Palestine : l’Amérique en chute libre

publié le 06/01/2024

Les Palestiniens ne croient plus aux États-Unis qui perdent pied au Moyen-Orient. La faute aux Américains eux-mêmes quand ils multiplient hésitations et échecs, alors que la Chine, la Russie et les Pays du Golfe font feu de tout bois…

Une personne tenant un drapeau palestinien participe au 121ème Polar Bear Plunge annuel à Coney Island à à New York, au Nouvel An 2024 en présence de 4 000 nageurs et de 20 000 spectateurs - Photo Adam Gray / GETTY IMAGES NORTH AMERICA

Les résultats du sondage d’octobre, le huitième du genre réalisé auprès de la population palestinienne par « The Arab Barometer », sont éloquents. Si la rue palestinienne est constante dans son souhait d’entretenir des liens de coopération avec les USA, elle ne les tient plus pour un acteur majeur dans le cadre du règlement du dossier israélo-palestinien.

L’enquête est corroborée par celle du site saoudien Arab news publiée en mai à l’occasion du 75e anniversaire de la Nakba de 1948 : seuls 23 % des interrogés y placent les USA au premier rang des acteurs d’une médiation efficace, la majorité des sondés (59 %) les situant au cinquième, derrière la Chine, premier partenaire commercial des pays du golfe depuis 2020 et parrain de la normalisation des relations Iran-Arabie saoudite en 2023, la Russie (signataire d’un accord de coopération militaire avec l’Arabie saoudite en 2021), l’Égypte ou le Qatar…

Simple effet de l’association réflexe de l’Amérique à Israël par le « sud global » ?

Non. Le peuple palestinien n’a oublié ni Camp David 1978, ni Oslo 1993, ni Taba 1995, ni Camp David 2000 : dans tous ces cas, productifs ou non, les USA étaient prescripteurs et, quelle que soit la détestation de la population palestinienne pour le Satan américain, elle a toujours vu en l’action de Washington — et de son « vassal onusien »-  la clé de résolution de ses difficultés.

Les Palestiniens savent aussi que la région est loin d’afficher la cohérence arabe sur laquelle devraient se fonder les négociations à venir, témoin l’attentat meurtrier, 84 morts, perpétré par les djihadistes de l’EI à Kerman en Iran. Mais voilà : Washington a tout fait et fait tout pour nuire à son aura…

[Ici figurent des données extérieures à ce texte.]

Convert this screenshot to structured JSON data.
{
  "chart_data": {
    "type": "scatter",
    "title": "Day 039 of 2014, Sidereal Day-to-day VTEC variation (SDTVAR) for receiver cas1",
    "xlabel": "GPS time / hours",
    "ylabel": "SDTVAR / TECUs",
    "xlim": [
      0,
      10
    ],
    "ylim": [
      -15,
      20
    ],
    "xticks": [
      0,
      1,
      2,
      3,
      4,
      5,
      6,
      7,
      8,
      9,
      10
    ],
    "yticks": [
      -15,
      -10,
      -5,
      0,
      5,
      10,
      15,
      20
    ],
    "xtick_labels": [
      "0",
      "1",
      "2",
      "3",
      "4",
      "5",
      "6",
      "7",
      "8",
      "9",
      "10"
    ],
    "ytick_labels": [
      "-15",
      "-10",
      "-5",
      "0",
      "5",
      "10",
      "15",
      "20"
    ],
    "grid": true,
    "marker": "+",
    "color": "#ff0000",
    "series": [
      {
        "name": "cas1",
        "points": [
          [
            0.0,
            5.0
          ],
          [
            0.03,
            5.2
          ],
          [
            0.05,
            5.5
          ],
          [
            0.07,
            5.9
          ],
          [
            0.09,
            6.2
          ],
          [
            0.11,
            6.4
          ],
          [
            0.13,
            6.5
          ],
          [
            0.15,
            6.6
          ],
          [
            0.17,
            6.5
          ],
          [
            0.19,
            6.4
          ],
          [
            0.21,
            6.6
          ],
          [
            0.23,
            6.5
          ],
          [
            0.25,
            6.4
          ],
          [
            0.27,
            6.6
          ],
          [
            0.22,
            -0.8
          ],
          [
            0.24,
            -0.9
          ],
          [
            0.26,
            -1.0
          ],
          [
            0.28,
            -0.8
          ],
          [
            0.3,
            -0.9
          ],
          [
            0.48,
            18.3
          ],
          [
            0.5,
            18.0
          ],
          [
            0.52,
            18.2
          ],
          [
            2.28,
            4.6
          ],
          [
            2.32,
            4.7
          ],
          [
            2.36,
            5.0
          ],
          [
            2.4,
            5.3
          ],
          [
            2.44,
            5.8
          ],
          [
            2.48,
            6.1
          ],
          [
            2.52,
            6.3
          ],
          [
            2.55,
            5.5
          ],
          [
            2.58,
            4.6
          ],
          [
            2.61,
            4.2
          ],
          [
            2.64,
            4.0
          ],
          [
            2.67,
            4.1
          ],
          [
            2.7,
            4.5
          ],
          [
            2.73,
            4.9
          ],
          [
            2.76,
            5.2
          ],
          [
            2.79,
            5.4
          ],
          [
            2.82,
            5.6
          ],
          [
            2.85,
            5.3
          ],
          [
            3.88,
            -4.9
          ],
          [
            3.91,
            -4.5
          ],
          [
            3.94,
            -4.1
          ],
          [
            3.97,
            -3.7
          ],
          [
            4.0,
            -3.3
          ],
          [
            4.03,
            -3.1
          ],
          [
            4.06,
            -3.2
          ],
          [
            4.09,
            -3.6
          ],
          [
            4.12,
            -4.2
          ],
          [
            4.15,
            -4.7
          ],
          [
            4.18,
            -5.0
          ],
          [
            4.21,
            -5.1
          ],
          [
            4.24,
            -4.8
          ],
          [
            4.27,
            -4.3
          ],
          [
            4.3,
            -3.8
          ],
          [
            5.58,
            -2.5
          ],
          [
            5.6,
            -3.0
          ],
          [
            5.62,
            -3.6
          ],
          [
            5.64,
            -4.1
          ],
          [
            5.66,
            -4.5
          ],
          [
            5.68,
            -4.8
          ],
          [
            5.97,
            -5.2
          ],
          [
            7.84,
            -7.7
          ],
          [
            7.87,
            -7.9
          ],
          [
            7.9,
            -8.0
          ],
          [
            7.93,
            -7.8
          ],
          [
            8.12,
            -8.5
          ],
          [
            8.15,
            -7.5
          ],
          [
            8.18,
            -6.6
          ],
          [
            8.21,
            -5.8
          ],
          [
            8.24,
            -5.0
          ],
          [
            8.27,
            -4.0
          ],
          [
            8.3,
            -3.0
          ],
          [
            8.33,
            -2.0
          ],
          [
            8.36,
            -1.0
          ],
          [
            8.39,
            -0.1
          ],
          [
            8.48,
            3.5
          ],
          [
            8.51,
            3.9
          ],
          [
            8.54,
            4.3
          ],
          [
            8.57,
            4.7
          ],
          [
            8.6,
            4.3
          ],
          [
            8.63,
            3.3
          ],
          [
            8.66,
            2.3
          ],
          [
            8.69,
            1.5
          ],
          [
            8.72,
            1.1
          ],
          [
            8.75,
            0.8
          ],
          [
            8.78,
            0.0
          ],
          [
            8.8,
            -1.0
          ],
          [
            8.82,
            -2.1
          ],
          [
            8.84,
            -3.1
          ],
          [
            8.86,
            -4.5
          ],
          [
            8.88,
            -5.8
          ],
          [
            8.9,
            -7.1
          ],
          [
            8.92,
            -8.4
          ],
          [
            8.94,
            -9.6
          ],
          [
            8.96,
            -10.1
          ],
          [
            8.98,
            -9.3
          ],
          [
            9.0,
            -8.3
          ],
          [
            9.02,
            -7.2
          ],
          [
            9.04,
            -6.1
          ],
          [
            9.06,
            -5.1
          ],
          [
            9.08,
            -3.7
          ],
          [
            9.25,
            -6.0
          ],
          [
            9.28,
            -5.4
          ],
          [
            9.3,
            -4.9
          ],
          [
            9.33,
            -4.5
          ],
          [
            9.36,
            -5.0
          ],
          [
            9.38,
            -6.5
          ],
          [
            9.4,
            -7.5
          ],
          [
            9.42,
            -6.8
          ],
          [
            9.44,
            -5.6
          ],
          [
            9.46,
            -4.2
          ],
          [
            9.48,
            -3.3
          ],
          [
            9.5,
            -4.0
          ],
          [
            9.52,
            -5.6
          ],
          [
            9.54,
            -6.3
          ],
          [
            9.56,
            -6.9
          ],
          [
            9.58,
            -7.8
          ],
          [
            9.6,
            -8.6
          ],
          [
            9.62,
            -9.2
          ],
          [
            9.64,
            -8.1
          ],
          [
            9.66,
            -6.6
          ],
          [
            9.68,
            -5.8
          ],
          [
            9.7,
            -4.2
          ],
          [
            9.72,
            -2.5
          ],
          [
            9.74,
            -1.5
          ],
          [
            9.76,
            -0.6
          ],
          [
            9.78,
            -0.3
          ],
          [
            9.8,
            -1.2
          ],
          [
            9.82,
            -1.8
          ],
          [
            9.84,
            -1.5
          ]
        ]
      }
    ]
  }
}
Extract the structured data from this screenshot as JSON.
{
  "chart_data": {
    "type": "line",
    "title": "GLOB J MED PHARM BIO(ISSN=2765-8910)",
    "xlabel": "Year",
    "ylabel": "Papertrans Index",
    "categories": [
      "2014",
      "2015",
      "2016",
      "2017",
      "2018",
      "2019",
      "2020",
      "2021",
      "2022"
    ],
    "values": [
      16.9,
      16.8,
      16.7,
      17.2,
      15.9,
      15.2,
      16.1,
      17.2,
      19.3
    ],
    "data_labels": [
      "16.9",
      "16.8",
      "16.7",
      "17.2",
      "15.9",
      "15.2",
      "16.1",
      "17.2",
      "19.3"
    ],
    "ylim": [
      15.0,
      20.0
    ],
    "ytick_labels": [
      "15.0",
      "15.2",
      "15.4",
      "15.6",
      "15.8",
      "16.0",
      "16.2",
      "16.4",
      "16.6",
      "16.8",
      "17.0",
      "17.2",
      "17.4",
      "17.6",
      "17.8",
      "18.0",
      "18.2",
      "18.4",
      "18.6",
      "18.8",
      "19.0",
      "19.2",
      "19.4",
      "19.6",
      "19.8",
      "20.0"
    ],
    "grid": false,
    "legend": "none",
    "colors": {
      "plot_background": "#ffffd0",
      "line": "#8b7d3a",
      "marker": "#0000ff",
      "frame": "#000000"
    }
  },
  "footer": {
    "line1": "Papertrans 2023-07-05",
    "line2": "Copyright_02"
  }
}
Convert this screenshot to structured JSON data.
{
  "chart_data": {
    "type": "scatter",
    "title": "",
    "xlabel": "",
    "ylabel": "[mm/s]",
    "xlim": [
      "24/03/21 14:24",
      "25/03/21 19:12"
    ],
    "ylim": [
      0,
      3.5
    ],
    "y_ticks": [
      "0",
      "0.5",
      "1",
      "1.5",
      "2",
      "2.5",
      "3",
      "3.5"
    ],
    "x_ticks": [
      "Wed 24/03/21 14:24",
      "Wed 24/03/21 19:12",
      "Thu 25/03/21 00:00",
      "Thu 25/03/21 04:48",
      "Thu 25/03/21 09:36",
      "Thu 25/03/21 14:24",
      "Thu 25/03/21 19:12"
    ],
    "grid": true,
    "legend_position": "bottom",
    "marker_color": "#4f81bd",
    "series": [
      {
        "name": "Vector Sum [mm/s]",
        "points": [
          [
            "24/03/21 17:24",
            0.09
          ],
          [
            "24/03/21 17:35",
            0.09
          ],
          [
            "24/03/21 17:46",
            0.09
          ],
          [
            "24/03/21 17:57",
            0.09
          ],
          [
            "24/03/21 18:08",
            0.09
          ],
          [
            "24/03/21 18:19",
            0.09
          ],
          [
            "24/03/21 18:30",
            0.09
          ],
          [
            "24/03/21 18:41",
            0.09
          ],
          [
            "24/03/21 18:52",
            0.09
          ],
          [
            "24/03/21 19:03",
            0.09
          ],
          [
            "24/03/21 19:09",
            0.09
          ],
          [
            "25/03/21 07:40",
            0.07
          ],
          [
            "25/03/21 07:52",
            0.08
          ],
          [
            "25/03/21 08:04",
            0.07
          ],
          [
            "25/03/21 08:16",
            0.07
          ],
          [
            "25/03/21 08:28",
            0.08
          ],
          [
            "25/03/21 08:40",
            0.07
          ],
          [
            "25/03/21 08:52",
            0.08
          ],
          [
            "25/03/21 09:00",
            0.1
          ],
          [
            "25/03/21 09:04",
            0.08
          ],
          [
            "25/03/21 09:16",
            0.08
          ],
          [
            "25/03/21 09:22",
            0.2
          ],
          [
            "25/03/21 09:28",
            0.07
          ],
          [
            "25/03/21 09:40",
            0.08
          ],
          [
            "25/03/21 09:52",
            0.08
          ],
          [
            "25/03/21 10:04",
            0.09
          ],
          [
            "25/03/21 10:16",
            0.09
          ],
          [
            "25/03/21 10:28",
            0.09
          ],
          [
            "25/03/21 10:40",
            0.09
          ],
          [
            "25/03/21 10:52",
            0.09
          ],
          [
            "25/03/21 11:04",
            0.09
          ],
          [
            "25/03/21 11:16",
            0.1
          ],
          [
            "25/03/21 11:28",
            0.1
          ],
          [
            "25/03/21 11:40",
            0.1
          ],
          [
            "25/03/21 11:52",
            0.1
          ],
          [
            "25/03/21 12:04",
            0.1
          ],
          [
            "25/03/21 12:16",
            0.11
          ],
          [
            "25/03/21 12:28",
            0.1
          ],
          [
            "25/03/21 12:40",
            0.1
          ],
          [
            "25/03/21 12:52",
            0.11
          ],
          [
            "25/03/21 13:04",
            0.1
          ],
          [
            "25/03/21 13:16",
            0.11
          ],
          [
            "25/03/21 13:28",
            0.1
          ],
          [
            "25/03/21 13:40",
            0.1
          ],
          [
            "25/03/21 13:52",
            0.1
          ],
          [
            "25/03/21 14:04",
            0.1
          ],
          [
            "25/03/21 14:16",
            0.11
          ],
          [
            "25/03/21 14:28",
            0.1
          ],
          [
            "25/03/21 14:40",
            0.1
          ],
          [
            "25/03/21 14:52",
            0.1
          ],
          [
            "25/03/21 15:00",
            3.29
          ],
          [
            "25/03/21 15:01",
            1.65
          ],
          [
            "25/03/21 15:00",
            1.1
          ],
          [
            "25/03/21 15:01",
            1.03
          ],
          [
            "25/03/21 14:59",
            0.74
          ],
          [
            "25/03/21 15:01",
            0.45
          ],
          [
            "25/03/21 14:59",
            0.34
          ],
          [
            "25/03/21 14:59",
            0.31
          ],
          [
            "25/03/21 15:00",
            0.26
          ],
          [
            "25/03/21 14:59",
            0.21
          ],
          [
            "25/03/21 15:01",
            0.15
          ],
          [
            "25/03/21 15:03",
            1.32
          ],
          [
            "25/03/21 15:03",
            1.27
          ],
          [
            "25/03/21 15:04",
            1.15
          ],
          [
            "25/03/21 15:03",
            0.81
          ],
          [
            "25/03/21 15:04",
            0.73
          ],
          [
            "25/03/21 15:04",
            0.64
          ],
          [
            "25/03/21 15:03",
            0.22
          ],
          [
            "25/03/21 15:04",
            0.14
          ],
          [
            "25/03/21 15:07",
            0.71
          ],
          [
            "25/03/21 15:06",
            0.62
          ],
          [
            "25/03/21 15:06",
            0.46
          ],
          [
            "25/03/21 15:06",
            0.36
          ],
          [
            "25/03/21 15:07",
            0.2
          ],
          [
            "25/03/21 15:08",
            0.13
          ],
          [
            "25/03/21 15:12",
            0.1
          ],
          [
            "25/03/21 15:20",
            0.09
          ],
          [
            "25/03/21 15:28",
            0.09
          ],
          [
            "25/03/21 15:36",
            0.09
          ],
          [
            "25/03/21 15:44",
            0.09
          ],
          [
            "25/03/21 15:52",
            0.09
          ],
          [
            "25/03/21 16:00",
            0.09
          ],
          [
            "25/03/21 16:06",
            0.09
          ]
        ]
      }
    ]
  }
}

Intervention en Irak de 2003, trois ans après l’échec de Camp David, frilosité d’Obama sur le dossier syrien et inconséquente opération libyenne de 2011, soutien sans réserve à la mise au pas du printemps égyptien de 2013 qui encourage a posteriori la réserve du Caire sur le dossier palestinien, piteux retrait afghan 2021, oppositions au sein du camp démocrate en matière d’action internationale, unilatéralisme trumpien, échec de la diplomatie américaine à faire pièce aux menées coloniales des faucons israéliens ou au harcèlement houthi : tout a concouru et concourt au sape d’une aura Américaine.

Cette mauvaise image de l’Amérique est ternie encore un peu plus par le lustre des initiatives de la Chine, de la Russie, de la Turquie, mais surtout du Qatar, de l’Arabie saoudite ou des Émirats arabes unis. Tous semblent non seulement en mesure de peser sur l’avenir du conflit, mais encore de faire feu de tout bois diplomatique sur d’autres fronts : aux Émirats, Abou Dabi n’est-il pas depuis 2022 à la manœuvre, s’agissant du dossier des échanges de prisonniers ukrainiens ? En Arabie Saoudite, Riad n’est-il pas au travail depuis l’été 2023 sur un plan de paix pour l’Ukraine en lien avec Zelensky ? Au Qatar, Doha ne contribue-t-il au pas au retour en Ukraine d’enfants déportés ?

Tout atteste, en somme, que la multipolarisation géopolitique donne aujourd’hui à la rue palestinienne des raisons d’allier, envers Washington, le dédain à l’inimitié.